Advantages and Disadvantages of Multinational Companies: A Comprehensive Overview
Multinational Companies: A Comprehensive Overview
Phase 1: Initial Expansion
During the initial phase, production is concentrated in large developed countries. The product’s novelty offsets cost differences, allowing companies to manufacture in their home country.
Phase 2: Reaching Mass Production
As mass production is achieved, cost and price become crucial.
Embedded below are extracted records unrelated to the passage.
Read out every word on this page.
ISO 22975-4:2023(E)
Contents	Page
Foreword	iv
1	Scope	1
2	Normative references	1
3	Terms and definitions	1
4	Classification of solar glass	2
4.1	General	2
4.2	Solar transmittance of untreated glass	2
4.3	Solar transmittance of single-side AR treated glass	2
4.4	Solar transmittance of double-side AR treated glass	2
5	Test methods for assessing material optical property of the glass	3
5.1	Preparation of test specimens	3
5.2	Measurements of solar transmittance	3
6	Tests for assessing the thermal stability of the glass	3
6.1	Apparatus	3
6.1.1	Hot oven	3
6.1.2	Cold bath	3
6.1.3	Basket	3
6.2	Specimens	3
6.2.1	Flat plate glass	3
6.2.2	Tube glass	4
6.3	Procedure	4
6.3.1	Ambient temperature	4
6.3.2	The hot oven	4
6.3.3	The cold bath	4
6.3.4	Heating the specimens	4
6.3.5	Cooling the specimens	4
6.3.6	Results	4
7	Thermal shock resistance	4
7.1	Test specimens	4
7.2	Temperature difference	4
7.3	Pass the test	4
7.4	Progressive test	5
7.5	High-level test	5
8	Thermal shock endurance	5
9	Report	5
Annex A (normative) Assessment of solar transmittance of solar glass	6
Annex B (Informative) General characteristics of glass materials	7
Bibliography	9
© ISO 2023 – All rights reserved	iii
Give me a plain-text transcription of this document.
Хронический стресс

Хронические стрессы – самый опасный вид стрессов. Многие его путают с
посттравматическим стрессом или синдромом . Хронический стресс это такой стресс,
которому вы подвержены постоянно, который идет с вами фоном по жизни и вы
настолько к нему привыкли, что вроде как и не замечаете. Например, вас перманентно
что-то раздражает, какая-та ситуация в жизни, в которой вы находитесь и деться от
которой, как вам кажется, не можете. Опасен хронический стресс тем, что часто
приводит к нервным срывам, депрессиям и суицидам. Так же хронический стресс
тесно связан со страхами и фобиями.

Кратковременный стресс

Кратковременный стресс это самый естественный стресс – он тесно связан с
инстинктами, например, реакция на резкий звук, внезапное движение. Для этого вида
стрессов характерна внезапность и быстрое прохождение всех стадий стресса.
Companies seek locations with similar conditions to their home country but with lower costs, often leading them to establish operations in other developed nations.
Phase 3: Expansion to Underdeveloped Countries
The pursuit of even lower production costs drives companies to establish subsidiaries in underdeveloped countries, marking the culmination of internal expansion.
Disadvantages of Multinational Companies
A) Depletion of Natural Resources
Growing awareness of finite resources highlights the potential for depletion due to multinational activities.
B) Domination of Host Country Economies
Multinational companies can exert significant influence over the economies of host countries, particularly smaller ones.
C) Technological Dependence
Developing countries may become reliant on technology controlled by multinational enterprises.
D) Conflict of Interests
The policies of a multinational company’s home country may clash with the interests of the host country.
E) Impact on Intrasocial Relations
High payments for technology and transfer pricing can negatively affect the host country’s balance of payments.
F) Impact on Employment Levels
Multinational companies may prioritize group goals over the needs of the host country, potentially leading to job losses.
G) Conflict with Development Goals
The actions of multinational companies can sometimes contradict the development objectives of the host country.
H) Modification of National Identity
Multinational companies may introduce their own values, customs, and trends, potentially impacting the host country’s national identity.
Advantages of Multinational Companies
A) Capital Mobilization and Employment
Multinational companies contribute significantly to capital investment and employment generation in both developed and developing countries.
B) Employment Generation
Despite often operating in capital-intensive sectors, multinational companies create jobs and often offer higher wages than the host country average.
C) Improving the Balance of Payments
Multinational companies can boost export supply, enhance competitiveness, and support import substitution efforts, ultimately strengthening the host country’s balance of payments.
D) Technology Transfer
Multinational companies facilitate the transfer of technology, although the rate and depth of absorption depend on the host country’s capabilities.